Tutto serviva per far parlare, discutere e guadagnare spazio in prima pagina. Si mirava ad arrivare al cuore di chi era stufo di aspettare, nessun strato della società si trascurava, dal sociale al culturale, facendo uso spregiudicato di tutte le tecniche propagandistiche esistenti: giornali, riviste, case editrici, volantini, radio e, anche se marginalmente, il cinema che stava muovendo i primi passi. Il mezzo più caratteristico dei Futuristi fu però il “manifesto”, usato per tutte le comunicazioni culturali massive e anche per le campagne pubblicitarie.
Se l’ideologo fu Marinetti, il movimento ebbe padri fondatori nella pittura e scultura come Umberto Boccioni, Carlo Carrà, Luigi Russolo, Giacomo Balla, Gino Severini; nell’architettura con Antonio Sant’Elia; nella cartellonistica e pubblicità Giorgio Muggiani, (nel 1908 aveva disegnato il logo dell’Inter del quale è stato anche uno dei fondatori n.d.r.), Marcello Dudovich e, in seguito, Fortunato Depero. Nella poesia Paolo Buzzi e il primo Aldo Palazzeschi de “L’incendiario”.
Marinetti non rinunciò nemmeno al tentativo di dare un’impronta politica al Futurismo. Nel 1913 a Firenze nasceva la rivista Lacerba per iniziativa degli ex “vociani” Ardengo Soffici e Giovanni Papini e anch’essa, almeno in parte, fece da cassa di risonanza al Futurismo. Fu qui che Marinetti indicò i primi obiettivi social proletari con voto a suffragio universale per uomini e donne e tanto anticlericalismo. Idee che avrebbe ripreso con più forza finita la guerra, nel biennio rosso 1919-1920, tentando la costruzione di un partito politico futurista. Non è casuale, infatti, che anche Antonio Gramsci ebbe occhio benevolo per il movimento: “I futuristi hanno svolto questo compito nella cultura borghese: hanno distrutto, distrutto, distrutto; hanno avuto la concezione nettamente rivoluzionaria, assolutamente marxista, quando i socialisti non si occupavano neppure lontanamente di simile questione”.
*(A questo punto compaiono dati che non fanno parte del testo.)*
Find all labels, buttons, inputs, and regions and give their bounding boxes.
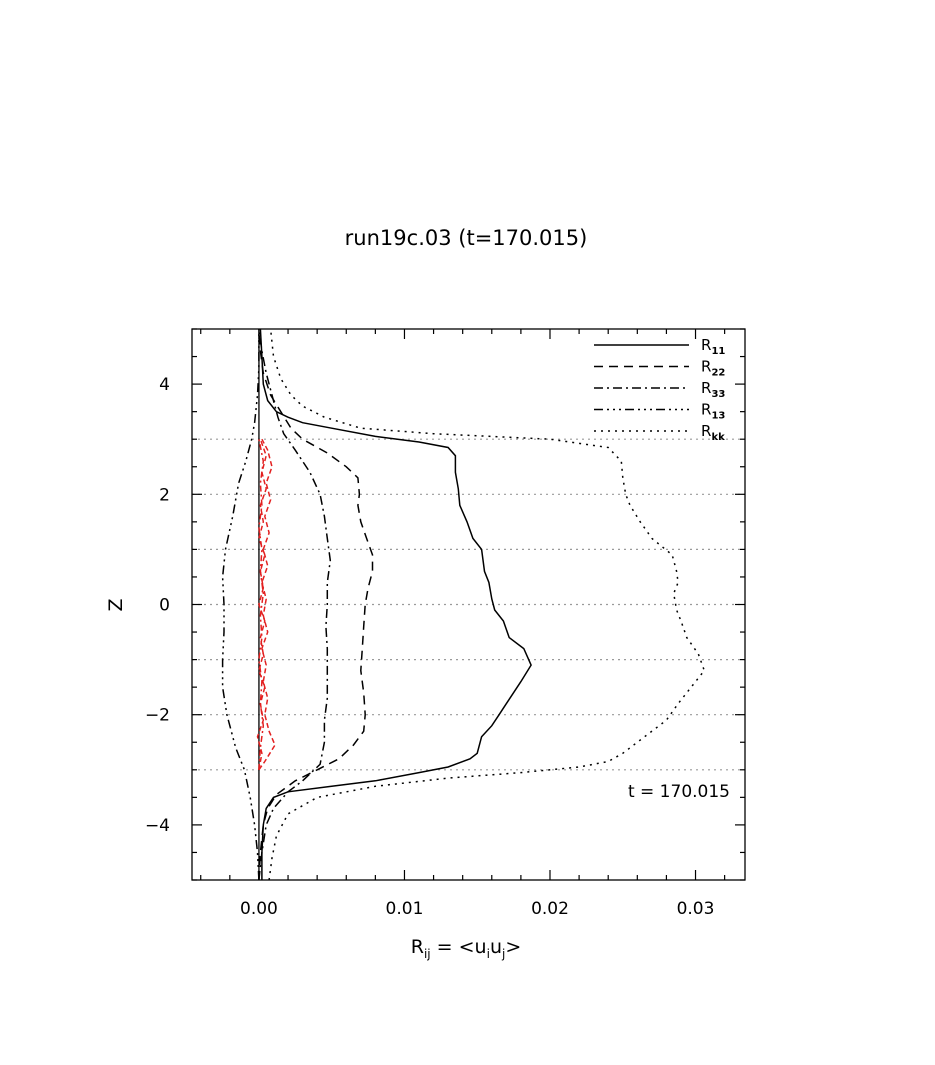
- grid-lines: [192, 329, 745, 880]
- legend-label: R13: [701, 401, 725, 422]
- y-axis-label: Z: [105, 598, 127, 611]
- y-tick-label: 2: [159, 485, 170, 505]
- x-label-rest: = <u: [431, 936, 487, 958]
- x-label-mid: u: [490, 936, 502, 958]
- x-tick-label: 0.03: [677, 899, 715, 919]
- x-tick-label: 0.01: [386, 899, 424, 919]
- series-line-r22: [258, 328, 374, 881]
- y-tick-label: 0: [159, 596, 170, 616]
- x-tick-label: 0.00: [240, 899, 278, 919]
- y-tick-label: 4: [159, 375, 170, 395]
- series-line-red-6: [256, 438, 267, 770]
- legend-label: R11: [701, 336, 725, 357]
- x-label-u1-sub: i: [487, 947, 490, 961]
- series-line-r11: [259, 328, 532, 880]
- chart-title: run19c.03 (t=170.015): [345, 226, 588, 250]
- axis-ticks: 0.00 0.01 0.02 0.03 −4 −2 0 2 4: [145, 328, 745, 919]
- x-label-sub: ij: [424, 947, 431, 961]
- legend-label: Rkk: [701, 422, 725, 443]
- series-line-r33: [258, 328, 332, 881]
- x-axis-label: Rij = <uiuj>: [411, 936, 522, 961]
- series-line-red-5: [258, 438, 276, 771]
- x-label-end: >: [505, 936, 521, 958]
- y-tick-label: −2: [145, 706, 170, 726]
- legend-label: R33: [701, 379, 725, 400]
- data-series: [221, 328, 706, 881]
- time-annotation: t = 170.015: [628, 782, 730, 802]
- legend-label: R22: [701, 358, 725, 379]
- x-label-u2-sub: j: [501, 947, 505, 961]
- series-line-r13: [221, 329, 260, 881]
- x-label-main: R: [411, 936, 424, 958]
- x-tick-label: 0.02: [531, 899, 569, 919]
- y-tick-label: −4: [145, 816, 170, 836]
Il fascismo però catturò Marinetti poiché si riconobbe nell’iniziale muscolare programma social nazionalista dei Fasci di Combattimento di Mussolini ma dopo il congresso fascista del 1920 rinunciò alla politica. Pur credente, Marinetti era, oltre che anticlericale, avversario della monarchia con una visione rivoluzionaria troppo utopica per il pragmatismo mussoliniano che puntava invece alla rivoluzione possibile. Marinetti non partecipò alla marcia su Roma ma dalla redazione del “Popolo d’Italia” restò dalla parte di Mussolini con quasi tutti i futuristi scampati alla guerra.
Uscito definitivamente dalla politica, Marinetti, pensò alla diffusione del Futurismo in Italia e all’estero, ma restò ancora un ascoltato amico di un Mussolini che non voleva perdere i vantaggi del prestigio internazionale del fondatore del Futurismo. Lo volle membro dell’Accademia d’Italia, appena inaugurata nel 1929, ma la spinta innovatrice e modernista del movimento era, però, già disattivata dal regime che stava integrando ogni diversità nell’univocità della “cultura fascista”. Malato gravemente di cuore e reduce dalla campagna di Russia morì in un albergo di Bellagio il 2 dicembre del 1944, a 66 anni, prima che l’ambasciatore giapponese presso la Repubblica di Salò, Shinokuro Hidaka, l’aiutasse al trasferimento in una clinica svizzera per la cura.